Language Barriers, Hooray!

Sunday, March 6, 2011

Luggage in hand (or shouldered, as the case may be), we navigated the St. Petersburg subway towards the train station. When we arrived at the snowy, crowded station, we set about trying to find the correct ticket window to exchange our ticket vouchers for actual paper tickets. The lady at the first window spoke no English, but confidently directed us around the corner. We rounded that corner to find the rest hall, where travelers were waiting for their trains, the tracks themselves, and several signs, promising ticket desks and information booths. Following those signs put us into a hall of ticket windows, each labeled with different names (of companies? Of trains? We weren’t sure). We tried a few of those, found no English speakers, and no information desk, just some posters on the walls.

At this point, we were starting to get nervous. We retraced our steps, and asked several likely candidates whether they spoke enough English to answer our questions. None did. When we saw a sign for a ticket hall that had closed at 8:00 (it was 9:30 at that point), our hearts sank even further. But, at long last, we found a helpful station worker, who, though not speaking English, was able to drag us around to a couple more people who were able to indicate that the things we thought were vouchers were really the tickets themselves!
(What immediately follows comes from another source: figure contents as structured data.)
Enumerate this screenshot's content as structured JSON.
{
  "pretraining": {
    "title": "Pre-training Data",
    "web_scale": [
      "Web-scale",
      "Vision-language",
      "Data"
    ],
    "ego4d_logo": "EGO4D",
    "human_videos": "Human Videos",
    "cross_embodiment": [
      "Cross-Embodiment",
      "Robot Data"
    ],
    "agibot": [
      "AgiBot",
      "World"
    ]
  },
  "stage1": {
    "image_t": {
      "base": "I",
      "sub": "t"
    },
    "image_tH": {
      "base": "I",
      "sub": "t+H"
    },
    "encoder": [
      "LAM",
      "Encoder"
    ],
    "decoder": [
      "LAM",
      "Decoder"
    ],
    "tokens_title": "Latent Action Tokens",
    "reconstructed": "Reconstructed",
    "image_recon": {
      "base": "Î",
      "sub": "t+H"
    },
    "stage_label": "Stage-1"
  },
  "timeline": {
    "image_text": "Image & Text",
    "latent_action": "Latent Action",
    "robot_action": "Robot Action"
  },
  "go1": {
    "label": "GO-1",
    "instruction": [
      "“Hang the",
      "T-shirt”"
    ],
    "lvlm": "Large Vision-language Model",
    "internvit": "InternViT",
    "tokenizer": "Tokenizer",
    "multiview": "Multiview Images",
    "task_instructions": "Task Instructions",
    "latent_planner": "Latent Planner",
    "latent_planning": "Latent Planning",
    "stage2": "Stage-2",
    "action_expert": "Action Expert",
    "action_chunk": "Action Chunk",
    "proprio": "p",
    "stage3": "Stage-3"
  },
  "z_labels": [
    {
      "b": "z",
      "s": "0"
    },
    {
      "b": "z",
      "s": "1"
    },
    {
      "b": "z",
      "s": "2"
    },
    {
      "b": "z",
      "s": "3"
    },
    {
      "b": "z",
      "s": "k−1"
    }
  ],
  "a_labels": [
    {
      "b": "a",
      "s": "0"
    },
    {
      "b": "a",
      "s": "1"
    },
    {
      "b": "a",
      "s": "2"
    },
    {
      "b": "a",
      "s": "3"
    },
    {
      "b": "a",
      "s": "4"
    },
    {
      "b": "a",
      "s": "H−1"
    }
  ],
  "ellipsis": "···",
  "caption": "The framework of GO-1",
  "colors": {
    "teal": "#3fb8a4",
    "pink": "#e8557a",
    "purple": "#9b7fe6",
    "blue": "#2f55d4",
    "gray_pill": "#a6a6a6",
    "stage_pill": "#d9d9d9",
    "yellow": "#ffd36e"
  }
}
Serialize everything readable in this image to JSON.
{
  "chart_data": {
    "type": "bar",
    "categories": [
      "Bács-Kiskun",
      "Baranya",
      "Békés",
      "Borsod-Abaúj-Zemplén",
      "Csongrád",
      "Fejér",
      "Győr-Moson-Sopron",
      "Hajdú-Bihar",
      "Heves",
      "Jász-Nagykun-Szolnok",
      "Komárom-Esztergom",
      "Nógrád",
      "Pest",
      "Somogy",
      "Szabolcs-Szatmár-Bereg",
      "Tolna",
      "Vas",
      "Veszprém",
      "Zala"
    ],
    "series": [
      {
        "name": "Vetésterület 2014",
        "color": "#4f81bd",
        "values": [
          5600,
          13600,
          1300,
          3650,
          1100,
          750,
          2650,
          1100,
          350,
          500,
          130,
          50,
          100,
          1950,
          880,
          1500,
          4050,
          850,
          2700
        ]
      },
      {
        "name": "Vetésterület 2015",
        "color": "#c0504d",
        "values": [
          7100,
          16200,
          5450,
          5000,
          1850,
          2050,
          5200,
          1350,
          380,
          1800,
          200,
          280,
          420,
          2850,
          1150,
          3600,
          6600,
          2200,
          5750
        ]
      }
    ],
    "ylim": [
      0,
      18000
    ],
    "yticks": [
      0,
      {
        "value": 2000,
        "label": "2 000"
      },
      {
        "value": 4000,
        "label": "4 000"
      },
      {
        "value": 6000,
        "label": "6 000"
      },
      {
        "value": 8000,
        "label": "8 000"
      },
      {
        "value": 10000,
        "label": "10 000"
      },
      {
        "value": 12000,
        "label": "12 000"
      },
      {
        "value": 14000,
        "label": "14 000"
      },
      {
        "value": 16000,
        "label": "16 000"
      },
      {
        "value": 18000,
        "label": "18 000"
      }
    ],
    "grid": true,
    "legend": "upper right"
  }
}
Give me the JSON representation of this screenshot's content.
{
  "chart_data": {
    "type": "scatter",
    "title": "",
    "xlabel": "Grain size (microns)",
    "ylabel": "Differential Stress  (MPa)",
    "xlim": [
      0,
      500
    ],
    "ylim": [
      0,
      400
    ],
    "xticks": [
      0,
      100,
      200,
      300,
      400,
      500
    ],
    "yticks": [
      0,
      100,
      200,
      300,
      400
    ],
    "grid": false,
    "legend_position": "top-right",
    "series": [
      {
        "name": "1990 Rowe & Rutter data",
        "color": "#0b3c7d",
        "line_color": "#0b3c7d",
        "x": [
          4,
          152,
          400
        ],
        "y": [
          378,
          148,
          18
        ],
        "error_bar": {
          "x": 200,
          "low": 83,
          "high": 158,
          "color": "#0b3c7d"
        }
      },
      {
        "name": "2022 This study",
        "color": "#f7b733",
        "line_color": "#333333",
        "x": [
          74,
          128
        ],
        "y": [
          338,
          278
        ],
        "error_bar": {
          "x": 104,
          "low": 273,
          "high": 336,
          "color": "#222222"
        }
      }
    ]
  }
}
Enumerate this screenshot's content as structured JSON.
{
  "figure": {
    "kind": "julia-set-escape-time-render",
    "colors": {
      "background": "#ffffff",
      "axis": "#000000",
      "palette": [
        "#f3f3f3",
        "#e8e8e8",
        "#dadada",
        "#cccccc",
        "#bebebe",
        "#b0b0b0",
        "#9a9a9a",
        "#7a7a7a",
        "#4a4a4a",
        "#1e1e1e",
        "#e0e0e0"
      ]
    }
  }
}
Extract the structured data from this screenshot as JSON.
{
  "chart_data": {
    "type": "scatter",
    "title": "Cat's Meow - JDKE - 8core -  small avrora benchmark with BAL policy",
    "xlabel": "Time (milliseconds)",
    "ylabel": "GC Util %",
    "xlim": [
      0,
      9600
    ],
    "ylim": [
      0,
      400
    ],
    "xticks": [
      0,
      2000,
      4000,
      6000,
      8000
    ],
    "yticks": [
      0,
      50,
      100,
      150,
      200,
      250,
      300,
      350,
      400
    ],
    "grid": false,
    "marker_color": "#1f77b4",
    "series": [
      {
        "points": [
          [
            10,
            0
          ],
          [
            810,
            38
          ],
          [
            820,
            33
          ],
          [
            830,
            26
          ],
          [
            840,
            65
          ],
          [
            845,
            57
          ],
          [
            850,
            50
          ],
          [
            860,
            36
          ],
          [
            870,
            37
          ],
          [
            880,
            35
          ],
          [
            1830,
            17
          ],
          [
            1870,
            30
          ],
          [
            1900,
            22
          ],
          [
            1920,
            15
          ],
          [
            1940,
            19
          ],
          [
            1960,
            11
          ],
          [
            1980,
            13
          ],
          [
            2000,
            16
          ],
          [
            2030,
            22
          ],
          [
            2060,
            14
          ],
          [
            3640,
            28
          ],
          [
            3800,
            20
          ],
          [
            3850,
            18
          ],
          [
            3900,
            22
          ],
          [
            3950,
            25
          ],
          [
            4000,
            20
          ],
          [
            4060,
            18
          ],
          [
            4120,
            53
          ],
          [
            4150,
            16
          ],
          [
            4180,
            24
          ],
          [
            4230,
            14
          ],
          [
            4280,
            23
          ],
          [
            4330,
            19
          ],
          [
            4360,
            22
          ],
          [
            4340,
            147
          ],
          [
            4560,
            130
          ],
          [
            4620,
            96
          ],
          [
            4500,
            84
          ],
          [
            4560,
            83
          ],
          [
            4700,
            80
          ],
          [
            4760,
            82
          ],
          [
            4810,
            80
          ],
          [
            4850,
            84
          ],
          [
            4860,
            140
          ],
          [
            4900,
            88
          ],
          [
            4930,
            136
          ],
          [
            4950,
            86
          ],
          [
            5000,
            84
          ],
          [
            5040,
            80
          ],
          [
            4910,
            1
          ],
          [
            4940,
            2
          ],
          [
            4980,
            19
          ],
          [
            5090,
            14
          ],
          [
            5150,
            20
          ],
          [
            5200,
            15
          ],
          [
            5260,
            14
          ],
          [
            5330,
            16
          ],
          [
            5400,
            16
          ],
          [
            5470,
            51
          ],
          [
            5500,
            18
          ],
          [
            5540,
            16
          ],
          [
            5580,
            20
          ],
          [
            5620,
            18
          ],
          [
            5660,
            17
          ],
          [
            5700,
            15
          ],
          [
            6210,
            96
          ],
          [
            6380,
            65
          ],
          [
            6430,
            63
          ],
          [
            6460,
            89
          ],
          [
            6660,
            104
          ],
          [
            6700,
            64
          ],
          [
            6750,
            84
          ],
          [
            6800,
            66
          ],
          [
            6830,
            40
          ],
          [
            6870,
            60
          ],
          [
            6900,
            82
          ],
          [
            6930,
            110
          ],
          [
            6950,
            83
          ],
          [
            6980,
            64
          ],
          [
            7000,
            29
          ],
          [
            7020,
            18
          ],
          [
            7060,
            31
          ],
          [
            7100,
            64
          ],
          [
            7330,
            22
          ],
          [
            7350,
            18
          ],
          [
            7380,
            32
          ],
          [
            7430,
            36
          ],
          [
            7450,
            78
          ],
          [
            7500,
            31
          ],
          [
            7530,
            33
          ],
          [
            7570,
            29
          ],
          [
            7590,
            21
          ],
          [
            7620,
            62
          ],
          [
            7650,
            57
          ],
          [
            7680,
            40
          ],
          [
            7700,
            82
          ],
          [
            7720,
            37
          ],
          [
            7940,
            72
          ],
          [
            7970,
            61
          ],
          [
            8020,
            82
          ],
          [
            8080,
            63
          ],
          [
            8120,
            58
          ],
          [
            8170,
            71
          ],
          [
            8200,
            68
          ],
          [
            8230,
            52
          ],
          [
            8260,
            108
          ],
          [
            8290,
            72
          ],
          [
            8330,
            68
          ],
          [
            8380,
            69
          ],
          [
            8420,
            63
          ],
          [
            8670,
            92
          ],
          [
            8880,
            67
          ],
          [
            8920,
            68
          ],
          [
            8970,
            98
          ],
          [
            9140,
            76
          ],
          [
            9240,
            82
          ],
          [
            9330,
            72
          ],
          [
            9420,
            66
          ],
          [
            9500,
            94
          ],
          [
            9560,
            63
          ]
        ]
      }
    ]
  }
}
Armed with a little more confidence that we were going to be ok, and would actually be able to make it onto the train, we headed back into the Rest Hall to cool our heels for the hour and a half till our train was supposed to arrive. Now, for those of you who haven’t had the pleasure of a Russian train station, let me set the scene. It’s well below freezing outside (the thermometer on the wall reads 0C, but we know it’s colder than that). The enterance and exit doors to the very broad, wide, tall hall are always open as people go in and out, and the only heat is coming from the numerous storefronts that line both sides. In the middle, clusters of one, two, or maybe three people at a time sit or stand with their bags and backpacks, staring up at the board that announces arrivals and departures.

As we’re waiting in that hall, we notice ahead of us a pair of people, both dressed in coats unlike the ones we’d been seeing most St. Petersburg denizens wearing, and the man of the pair was sitting on a framepack not unlike mine. Hoping for one last confirmation that we have the correct tickets, I approach them to see if they speak any English. Delight! They do. Or, at least, the man does. He says he’s from Berlin, and that he and his Russian girlfriend are traveling from there to Magnitogorsk, and then he’ll be traveling on following much the same route we are to Beijing, and then spending a few more months in south east Asia, before going off and working as an au-pair in Italy and France. This is all following up on a year he spent on a working holiday in Australia. We chatted about his travels, about our respective stays in St. Petersburg (we were both equally impressed with the Hermitage and Winter Palace), and about the high prices of drinks and apartments in Manhattan and Sweden. All in all, it was a lovely chat with a fellow traveler.

Finally, our train was posted on the board, so we bundled up and headed out to the platform, where we waited for several minutes as it crawled to a stop, and several more before the conductors opened the doors. Once they did, our very kind conductor led us in to our first train compartment.The compartment was cozy, and very elegantly furnished. We were especially happy with the well decorated mugs, although we learned in the morning that they were intended for our hot drinks, rather than our initial use of beer.Once we’d both finished our complementary beers, it was time to hunker down for a bit of shuteye before our 6:45 wakeup-call for breakfast.